VSR-Gewässerschutz analysiert hunderte Proben – Belastungen in mehreren Regionen nachgewiesen
Magdeburg, 6. Mai 2025 – In zahlreichen Regionen Sachsen-Anhalts ist das Brunnenwasser mit Schadstoffen belastet. Das geht aus mehrjährigen Untersuchungen des Umweltvereins VSR-Gewässerschutz hervor, der zwischen 2018 und 2024 Hunderte Wasserproben analysiert hat. Besonders auffällig sind deutlich überhöhte Nitratwerte in Städten wie Gommern, Burg, Loburg und Genthin.
Auch erhöhte Konzentrationen von Eisen sowie das Vorkommen von Bakterien wurden in einzelnen Proben festgestellt. Vergleichbare Belastungen seien auch im Harz, in der Saale-Unstrut-Region und im Raum Anhalt-Wittenberg dokumentiert worden.

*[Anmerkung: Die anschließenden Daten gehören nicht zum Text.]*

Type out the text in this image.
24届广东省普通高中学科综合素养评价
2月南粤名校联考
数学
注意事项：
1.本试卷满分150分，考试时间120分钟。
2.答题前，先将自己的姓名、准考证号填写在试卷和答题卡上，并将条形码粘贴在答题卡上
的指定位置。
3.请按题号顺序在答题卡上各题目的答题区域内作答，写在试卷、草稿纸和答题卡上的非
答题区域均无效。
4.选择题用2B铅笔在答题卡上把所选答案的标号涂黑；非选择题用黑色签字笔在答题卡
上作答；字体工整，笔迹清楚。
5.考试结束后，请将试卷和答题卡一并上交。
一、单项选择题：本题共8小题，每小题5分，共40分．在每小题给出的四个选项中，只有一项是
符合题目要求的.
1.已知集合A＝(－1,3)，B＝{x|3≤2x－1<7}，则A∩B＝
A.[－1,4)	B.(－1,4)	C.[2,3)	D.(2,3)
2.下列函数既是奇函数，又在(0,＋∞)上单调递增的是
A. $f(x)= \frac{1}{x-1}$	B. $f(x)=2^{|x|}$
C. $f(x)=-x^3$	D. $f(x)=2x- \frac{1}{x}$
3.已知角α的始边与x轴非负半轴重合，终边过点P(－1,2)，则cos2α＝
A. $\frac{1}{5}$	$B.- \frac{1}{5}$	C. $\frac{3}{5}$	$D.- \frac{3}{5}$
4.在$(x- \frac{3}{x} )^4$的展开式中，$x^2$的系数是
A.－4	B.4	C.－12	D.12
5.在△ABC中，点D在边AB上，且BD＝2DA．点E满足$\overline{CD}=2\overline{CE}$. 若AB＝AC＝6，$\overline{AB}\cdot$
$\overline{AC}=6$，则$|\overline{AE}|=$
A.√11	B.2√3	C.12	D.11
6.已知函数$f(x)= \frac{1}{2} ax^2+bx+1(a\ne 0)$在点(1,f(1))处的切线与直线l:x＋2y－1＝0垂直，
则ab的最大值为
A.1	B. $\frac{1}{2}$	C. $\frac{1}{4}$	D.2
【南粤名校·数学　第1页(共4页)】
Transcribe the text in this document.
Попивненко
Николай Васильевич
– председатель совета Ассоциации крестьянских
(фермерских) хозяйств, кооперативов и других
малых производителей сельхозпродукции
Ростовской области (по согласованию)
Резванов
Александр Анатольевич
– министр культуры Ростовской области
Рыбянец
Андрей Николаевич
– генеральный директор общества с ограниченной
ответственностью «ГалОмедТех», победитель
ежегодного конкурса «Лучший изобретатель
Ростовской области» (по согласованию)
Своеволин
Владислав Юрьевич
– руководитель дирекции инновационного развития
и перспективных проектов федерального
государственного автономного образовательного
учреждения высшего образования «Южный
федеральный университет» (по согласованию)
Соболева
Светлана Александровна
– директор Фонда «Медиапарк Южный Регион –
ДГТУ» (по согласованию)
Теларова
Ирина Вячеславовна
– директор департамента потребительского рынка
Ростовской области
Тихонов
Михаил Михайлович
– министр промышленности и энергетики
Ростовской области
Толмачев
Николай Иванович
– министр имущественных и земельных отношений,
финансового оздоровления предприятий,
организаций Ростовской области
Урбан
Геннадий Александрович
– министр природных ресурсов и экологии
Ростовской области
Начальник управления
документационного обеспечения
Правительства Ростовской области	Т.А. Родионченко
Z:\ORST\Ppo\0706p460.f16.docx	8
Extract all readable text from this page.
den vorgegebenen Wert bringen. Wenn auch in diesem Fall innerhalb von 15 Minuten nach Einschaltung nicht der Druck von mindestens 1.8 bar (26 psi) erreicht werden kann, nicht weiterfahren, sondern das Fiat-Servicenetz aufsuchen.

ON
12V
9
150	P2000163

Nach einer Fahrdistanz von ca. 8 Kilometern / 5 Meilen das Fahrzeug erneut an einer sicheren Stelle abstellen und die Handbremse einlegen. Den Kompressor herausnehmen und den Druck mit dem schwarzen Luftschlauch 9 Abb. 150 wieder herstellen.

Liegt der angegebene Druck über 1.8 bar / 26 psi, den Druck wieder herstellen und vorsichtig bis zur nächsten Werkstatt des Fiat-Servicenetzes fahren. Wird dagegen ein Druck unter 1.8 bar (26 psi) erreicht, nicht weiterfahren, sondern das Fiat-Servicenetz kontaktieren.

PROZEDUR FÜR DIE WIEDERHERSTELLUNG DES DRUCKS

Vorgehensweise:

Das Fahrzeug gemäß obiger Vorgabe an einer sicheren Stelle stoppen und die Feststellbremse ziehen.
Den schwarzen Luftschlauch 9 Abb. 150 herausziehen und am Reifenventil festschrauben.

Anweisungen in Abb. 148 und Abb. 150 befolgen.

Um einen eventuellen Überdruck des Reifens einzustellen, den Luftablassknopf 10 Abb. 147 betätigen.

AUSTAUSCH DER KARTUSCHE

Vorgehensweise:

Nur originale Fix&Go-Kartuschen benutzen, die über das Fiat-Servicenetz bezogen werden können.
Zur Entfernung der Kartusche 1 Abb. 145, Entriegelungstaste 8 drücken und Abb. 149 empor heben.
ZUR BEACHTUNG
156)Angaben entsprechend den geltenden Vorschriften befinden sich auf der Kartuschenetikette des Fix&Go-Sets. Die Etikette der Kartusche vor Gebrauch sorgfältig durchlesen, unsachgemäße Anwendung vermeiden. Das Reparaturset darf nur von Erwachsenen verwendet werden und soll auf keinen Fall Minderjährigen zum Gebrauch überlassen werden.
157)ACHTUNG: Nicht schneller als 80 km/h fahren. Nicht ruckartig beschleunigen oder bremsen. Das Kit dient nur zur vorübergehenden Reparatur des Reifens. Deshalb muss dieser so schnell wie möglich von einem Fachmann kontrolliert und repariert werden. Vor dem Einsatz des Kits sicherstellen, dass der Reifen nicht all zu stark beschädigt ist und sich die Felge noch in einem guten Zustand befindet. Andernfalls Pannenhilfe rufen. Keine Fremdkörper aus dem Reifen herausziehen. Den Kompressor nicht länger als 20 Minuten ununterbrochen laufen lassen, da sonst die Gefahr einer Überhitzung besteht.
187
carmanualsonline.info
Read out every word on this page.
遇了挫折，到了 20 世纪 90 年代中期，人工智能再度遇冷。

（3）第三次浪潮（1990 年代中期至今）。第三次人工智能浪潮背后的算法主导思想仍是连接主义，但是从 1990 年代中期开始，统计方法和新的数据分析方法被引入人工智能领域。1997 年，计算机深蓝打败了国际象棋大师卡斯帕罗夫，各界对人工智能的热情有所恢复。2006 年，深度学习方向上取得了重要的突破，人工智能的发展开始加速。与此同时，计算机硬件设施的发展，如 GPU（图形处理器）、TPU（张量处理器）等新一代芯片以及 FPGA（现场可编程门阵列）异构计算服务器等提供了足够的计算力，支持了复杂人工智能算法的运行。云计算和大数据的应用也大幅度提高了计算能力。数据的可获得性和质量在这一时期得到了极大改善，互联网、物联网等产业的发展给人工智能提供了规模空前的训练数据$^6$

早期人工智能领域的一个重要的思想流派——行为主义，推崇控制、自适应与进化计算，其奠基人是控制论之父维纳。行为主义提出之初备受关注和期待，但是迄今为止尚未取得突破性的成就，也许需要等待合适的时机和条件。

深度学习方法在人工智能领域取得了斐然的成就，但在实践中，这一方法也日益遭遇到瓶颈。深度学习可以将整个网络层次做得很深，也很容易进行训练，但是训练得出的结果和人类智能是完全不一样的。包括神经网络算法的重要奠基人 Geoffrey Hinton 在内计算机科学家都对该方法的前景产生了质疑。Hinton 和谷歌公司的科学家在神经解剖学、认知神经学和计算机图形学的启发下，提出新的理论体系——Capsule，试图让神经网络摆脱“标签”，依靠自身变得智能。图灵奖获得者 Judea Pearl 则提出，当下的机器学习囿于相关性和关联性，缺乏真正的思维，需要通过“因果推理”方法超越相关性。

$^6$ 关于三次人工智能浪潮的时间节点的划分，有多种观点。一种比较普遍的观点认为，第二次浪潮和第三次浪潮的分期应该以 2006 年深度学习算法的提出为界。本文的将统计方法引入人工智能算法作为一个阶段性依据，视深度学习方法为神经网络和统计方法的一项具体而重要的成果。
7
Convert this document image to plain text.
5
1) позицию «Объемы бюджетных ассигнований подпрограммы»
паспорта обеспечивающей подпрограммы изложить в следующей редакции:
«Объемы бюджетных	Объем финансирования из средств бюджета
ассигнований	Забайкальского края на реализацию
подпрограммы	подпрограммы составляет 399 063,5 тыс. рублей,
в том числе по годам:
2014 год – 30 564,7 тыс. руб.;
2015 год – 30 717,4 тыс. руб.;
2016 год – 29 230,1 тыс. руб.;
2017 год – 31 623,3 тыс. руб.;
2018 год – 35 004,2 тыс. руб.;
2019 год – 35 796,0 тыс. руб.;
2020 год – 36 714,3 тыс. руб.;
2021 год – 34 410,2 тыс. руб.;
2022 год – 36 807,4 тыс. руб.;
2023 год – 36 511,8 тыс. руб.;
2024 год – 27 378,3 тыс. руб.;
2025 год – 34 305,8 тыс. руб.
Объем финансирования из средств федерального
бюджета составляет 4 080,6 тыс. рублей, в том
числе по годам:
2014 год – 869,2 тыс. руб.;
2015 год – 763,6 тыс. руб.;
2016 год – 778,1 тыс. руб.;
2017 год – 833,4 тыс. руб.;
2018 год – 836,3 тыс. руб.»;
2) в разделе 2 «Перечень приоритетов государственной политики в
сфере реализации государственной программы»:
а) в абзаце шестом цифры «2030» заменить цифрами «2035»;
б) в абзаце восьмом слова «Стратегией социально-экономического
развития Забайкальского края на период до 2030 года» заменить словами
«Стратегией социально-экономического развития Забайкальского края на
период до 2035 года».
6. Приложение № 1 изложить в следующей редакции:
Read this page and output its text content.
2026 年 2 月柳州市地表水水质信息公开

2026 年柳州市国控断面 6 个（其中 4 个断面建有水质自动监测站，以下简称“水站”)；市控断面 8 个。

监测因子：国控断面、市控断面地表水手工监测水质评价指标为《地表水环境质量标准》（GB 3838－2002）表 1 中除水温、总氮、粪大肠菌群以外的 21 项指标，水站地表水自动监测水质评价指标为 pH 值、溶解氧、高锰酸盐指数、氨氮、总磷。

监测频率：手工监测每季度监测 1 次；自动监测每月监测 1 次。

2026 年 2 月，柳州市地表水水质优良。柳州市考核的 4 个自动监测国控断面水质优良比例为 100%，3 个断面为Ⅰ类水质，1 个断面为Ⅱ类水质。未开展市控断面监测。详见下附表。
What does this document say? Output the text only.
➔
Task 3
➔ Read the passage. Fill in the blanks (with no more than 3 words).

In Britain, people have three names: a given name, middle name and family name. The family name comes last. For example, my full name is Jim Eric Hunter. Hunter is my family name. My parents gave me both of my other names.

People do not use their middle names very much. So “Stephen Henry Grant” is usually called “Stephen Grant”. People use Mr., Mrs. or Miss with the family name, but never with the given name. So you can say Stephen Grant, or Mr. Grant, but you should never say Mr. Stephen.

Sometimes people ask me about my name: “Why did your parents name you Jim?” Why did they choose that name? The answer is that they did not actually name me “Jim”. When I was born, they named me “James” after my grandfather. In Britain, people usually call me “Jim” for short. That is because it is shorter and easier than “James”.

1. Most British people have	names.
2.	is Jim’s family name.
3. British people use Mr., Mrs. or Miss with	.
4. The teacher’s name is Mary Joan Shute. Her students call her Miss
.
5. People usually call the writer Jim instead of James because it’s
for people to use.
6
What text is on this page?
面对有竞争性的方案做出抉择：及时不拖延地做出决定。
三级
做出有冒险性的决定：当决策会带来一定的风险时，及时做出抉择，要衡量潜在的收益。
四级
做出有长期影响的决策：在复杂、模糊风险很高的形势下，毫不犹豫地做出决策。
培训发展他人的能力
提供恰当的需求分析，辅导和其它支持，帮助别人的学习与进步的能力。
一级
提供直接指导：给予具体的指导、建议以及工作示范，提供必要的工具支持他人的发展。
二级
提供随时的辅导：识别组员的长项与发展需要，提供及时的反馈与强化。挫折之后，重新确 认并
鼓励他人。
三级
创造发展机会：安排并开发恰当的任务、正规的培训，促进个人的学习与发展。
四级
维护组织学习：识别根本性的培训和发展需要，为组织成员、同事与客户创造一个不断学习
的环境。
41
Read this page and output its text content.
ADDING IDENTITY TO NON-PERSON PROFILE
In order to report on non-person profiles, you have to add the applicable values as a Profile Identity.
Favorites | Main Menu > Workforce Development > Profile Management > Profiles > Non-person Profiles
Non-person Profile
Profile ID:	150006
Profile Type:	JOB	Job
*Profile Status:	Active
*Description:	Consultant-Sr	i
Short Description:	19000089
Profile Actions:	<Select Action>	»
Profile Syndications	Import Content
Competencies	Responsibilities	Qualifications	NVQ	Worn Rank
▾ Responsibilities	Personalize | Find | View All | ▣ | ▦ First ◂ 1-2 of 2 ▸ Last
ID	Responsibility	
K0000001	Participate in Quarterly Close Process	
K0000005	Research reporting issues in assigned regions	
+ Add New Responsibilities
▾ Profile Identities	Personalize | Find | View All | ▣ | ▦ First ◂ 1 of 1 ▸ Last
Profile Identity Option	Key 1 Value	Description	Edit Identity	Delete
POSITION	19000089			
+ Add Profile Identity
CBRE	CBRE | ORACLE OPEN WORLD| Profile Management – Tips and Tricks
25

Nitrat im Trinkwasser kann gesundheitsschädlich sein – insbesondere für Säuglinge und Kleinkinder. Es stammt meist aus intensiver Landwirtschaft, etwa durch Gülle oder Kunstdünger. Auch Eisen und mikrobiologische Verunreinigungen sind ein Hinweis auf potenzielle Risiken bei der Nutzung von Brunnenwasser als Trink- oder Nutzwasser.
Der VSR-Gewässerschutz ruft Privatnutzer:innen auf, ihr Brunnenwasser regelmäßig testen zu lassen – insbesondere, wenn es unbehandelt zur Versorgung von Haushalten genutzt wird. Der Verein bietet dazu mobile Laboreinsätze und eine Einsendung von Proben an.